Philip - the first two lines of your poem are most fitting to ending violence in PNG and also, how I'll look to preparing kindy ed for my third child😊

Rashmii Amoah

Phil - absolutely agree. I think from this point on, HRW's questions should be the only guiding template for anything 'ending violence' oriented for PNG.

Philip G Kaupa

To harvest the juiciest fruits
The planter must mind its roots

Fools talk
But the righteous walk

Get out of the expensive conferences
Get into the real interferences

We don't need a Doctor
Or a legal advisor

Nor do we need working policies
Or the best defense and police

We do not need leaders
We need builders

To improve humanity
Get to the community

Forget the game of thrones
consider the real homes

Forget the lengthy messages
Show the simple passage

Violence is a deep problem
If we can't find a suitable programe
Then we are the problem

Phil Fitzpatrick

All very true Rashmii. Once you have identified a way to fix a problem you need the will to go with it - and visa versa.

I try not to go to meetings and conferences anymore because they invariably turn out to be pointless. A lot of people enjoy them however. They get to travel, stay in a nice hotel, eat good food and get tipsy on free grog with a lot of like-minded people.

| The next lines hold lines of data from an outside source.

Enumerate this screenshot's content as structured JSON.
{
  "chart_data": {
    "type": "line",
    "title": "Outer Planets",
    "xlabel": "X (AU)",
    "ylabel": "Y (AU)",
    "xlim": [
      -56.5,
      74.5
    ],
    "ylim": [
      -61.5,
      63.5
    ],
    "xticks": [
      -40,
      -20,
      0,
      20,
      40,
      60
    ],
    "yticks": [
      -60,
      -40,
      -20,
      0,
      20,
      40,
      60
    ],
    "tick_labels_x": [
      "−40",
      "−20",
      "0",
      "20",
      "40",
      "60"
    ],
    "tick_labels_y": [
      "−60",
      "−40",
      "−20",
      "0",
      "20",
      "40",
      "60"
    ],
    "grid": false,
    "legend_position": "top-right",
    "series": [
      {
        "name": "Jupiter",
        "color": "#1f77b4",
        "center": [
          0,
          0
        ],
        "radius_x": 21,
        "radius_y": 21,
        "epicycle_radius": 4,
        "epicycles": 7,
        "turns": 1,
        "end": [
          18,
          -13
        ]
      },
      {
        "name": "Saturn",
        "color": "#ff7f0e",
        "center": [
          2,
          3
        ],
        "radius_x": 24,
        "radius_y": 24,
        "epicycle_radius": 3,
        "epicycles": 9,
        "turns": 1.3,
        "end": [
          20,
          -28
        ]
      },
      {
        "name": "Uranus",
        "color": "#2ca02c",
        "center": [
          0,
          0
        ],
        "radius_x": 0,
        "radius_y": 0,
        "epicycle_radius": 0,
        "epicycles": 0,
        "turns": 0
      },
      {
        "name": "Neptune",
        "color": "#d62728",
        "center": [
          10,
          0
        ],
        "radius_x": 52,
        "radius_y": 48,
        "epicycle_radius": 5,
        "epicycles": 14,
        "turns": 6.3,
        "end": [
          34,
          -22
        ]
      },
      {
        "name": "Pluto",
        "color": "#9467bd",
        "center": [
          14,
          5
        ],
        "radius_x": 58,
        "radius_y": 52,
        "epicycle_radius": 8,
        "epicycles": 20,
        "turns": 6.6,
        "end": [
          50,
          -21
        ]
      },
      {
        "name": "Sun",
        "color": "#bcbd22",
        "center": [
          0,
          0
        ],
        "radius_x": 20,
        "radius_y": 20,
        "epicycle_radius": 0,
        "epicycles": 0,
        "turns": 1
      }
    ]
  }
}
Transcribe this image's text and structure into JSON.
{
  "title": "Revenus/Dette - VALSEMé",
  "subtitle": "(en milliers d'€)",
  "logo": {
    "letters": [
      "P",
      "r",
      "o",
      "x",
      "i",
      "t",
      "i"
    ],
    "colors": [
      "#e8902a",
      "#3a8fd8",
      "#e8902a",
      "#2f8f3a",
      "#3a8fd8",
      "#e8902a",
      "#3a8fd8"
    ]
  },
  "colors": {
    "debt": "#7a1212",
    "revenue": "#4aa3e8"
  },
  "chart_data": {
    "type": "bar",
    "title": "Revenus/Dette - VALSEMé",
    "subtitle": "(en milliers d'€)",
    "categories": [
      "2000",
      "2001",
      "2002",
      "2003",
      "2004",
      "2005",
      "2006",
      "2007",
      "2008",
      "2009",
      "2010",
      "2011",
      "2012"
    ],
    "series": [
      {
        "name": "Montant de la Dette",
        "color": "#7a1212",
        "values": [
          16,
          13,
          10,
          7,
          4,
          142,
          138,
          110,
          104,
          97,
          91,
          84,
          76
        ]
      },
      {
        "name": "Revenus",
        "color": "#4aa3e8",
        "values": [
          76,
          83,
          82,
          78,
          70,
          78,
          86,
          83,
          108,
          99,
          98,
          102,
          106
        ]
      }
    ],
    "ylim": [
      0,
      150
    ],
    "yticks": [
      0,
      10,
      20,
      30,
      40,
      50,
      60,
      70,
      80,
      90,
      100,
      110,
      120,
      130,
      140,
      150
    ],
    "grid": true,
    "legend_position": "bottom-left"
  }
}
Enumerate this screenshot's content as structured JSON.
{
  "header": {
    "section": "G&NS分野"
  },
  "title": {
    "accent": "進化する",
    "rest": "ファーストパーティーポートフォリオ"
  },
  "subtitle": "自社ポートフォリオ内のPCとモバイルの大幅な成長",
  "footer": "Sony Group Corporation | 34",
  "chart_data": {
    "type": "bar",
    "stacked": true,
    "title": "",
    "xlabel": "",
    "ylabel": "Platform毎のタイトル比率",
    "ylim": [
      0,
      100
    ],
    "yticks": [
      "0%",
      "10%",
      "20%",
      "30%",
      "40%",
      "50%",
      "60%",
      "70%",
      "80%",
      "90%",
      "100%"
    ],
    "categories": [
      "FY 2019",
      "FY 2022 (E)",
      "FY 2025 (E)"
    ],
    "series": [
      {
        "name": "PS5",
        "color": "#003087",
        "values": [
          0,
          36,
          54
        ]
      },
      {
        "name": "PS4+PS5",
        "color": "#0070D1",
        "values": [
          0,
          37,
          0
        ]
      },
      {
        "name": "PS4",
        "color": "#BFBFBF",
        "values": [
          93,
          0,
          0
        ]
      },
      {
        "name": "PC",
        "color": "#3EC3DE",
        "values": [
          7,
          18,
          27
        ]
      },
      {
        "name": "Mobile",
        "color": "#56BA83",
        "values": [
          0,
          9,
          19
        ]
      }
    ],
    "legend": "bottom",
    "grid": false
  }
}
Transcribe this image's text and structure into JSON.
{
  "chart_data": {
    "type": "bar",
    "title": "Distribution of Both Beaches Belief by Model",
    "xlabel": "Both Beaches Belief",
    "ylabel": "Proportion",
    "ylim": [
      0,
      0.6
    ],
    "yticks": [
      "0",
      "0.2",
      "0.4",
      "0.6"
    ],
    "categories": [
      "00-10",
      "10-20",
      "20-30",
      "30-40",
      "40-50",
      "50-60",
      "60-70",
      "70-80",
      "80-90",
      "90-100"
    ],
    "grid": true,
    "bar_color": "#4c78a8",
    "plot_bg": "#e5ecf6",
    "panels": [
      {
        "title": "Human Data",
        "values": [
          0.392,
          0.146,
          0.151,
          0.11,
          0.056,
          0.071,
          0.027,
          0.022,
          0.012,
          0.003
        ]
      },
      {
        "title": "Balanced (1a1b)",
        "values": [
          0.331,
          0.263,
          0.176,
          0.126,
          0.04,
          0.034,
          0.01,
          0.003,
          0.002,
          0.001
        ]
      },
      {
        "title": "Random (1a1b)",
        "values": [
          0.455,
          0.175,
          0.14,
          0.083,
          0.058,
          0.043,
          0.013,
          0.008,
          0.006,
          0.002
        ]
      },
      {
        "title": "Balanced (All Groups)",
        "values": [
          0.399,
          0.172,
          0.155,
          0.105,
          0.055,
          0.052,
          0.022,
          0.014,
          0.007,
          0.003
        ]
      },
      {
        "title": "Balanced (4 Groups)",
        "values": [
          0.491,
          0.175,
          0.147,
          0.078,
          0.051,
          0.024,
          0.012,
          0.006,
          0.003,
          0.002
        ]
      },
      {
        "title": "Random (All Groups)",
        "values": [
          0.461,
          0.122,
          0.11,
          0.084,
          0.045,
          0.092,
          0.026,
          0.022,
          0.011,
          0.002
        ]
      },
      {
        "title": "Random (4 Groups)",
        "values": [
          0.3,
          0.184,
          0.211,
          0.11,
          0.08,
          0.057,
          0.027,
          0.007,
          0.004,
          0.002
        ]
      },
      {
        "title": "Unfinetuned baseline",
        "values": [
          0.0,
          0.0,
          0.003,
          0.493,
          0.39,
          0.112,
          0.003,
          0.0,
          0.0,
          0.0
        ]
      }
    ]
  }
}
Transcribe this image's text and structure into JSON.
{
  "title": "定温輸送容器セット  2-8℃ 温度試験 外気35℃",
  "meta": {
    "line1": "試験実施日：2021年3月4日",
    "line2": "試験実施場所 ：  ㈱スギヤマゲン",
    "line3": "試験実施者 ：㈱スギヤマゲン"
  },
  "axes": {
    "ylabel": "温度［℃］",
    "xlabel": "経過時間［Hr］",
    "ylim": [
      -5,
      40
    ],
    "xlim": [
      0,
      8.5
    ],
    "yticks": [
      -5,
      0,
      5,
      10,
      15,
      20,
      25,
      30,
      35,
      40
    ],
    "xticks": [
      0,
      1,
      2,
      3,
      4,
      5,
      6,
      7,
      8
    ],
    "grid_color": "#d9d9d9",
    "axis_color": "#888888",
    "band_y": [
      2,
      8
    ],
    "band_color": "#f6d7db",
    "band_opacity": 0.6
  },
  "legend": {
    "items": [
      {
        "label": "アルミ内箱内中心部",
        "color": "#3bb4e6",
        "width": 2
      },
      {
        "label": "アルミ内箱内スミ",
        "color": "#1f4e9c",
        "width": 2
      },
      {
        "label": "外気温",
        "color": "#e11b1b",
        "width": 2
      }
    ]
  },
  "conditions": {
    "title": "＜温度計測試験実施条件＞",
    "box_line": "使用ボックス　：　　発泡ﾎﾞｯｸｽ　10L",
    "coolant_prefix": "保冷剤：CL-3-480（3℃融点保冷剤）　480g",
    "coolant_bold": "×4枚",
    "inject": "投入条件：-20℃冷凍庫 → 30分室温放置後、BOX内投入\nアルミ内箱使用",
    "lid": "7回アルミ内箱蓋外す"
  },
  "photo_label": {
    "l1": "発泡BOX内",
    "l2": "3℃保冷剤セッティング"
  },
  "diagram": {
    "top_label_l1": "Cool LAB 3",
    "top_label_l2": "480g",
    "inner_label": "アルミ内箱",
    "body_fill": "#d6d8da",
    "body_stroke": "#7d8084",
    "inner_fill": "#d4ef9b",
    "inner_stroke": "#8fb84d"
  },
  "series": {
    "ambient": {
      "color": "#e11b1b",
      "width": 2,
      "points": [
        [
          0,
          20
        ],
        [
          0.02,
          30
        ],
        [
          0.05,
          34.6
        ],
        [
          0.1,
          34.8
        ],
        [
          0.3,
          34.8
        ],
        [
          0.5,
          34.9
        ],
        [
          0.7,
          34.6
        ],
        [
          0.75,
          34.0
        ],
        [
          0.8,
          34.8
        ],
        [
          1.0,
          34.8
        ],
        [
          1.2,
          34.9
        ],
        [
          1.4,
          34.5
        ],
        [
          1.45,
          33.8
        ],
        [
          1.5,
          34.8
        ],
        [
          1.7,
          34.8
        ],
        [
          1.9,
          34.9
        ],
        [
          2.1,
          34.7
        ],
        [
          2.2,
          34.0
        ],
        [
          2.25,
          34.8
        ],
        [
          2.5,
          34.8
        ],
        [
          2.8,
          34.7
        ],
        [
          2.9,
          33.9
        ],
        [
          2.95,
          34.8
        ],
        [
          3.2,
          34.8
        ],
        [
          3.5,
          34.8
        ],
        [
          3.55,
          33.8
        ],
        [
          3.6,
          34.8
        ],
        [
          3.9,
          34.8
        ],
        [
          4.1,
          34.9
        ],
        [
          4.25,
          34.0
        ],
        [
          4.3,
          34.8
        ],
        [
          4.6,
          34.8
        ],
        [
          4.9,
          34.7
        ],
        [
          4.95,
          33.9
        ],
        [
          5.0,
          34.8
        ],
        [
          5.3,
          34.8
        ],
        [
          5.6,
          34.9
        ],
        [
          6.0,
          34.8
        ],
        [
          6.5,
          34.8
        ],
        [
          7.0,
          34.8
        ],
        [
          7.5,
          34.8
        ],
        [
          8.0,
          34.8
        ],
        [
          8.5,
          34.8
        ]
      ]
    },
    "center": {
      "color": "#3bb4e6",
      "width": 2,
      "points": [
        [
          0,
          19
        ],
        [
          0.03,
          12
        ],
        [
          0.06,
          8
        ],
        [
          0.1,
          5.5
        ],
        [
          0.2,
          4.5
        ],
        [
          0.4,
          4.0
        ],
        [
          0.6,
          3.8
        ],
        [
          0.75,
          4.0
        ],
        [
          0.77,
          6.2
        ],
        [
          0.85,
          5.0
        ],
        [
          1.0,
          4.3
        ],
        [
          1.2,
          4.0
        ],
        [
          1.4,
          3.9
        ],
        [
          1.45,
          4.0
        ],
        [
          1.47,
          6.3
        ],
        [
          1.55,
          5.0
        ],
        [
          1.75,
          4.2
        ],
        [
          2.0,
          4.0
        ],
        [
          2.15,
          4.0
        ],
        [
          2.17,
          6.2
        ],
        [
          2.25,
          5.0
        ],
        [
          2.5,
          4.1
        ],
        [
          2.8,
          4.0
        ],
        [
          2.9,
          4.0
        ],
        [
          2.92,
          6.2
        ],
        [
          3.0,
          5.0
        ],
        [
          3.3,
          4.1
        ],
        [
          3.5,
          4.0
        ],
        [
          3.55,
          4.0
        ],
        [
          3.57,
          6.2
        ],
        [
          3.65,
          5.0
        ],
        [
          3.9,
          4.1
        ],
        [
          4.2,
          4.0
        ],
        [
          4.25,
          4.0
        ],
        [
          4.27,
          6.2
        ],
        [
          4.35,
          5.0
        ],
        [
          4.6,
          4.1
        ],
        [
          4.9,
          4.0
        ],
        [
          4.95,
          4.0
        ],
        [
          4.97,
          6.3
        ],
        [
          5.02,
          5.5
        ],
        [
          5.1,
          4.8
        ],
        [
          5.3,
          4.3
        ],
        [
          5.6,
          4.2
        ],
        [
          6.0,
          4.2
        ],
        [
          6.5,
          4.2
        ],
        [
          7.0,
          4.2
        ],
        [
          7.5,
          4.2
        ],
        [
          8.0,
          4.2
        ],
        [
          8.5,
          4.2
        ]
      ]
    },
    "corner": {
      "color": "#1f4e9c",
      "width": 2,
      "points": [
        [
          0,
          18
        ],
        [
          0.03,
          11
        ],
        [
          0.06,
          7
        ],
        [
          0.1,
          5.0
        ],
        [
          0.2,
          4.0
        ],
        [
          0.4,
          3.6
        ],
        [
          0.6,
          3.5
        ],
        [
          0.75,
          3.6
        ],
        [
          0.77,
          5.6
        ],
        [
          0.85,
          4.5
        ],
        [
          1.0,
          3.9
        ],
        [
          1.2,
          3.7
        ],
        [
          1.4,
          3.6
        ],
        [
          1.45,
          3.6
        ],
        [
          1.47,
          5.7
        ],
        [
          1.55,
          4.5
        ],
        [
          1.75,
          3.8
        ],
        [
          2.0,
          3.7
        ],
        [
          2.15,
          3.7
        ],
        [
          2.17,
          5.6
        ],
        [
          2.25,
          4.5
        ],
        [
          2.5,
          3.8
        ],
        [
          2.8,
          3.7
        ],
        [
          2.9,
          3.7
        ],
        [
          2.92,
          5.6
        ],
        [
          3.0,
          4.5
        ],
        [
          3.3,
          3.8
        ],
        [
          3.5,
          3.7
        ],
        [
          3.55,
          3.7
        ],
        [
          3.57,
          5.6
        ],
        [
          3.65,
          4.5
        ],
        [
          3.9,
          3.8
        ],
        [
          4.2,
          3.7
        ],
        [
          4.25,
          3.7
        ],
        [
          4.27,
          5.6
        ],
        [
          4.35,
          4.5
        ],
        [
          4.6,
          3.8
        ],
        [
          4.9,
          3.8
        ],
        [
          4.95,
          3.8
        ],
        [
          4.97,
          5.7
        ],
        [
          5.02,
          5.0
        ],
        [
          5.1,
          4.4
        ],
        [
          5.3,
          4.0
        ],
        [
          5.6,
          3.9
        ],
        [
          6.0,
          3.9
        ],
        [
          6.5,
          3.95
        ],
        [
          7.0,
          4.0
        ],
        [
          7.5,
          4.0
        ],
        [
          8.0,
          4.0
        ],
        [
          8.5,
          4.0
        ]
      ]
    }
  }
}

There is a whole industry busy running conferences and workshops.

They depend entirely on problems being identified but not resolved. If you come up with viable solutions you don't need any more conferences.

If one was cynical you could say that the last thing on the minds of people attending conferences is to solve problems.

The same goes for many NGOs and government programs.

In Australia there is an 'Aboriginal industry' whose livelihoods crucially depend on not solving anything.

I suspect the same is true in PNG.

You need doers, not talkers, to solve problems.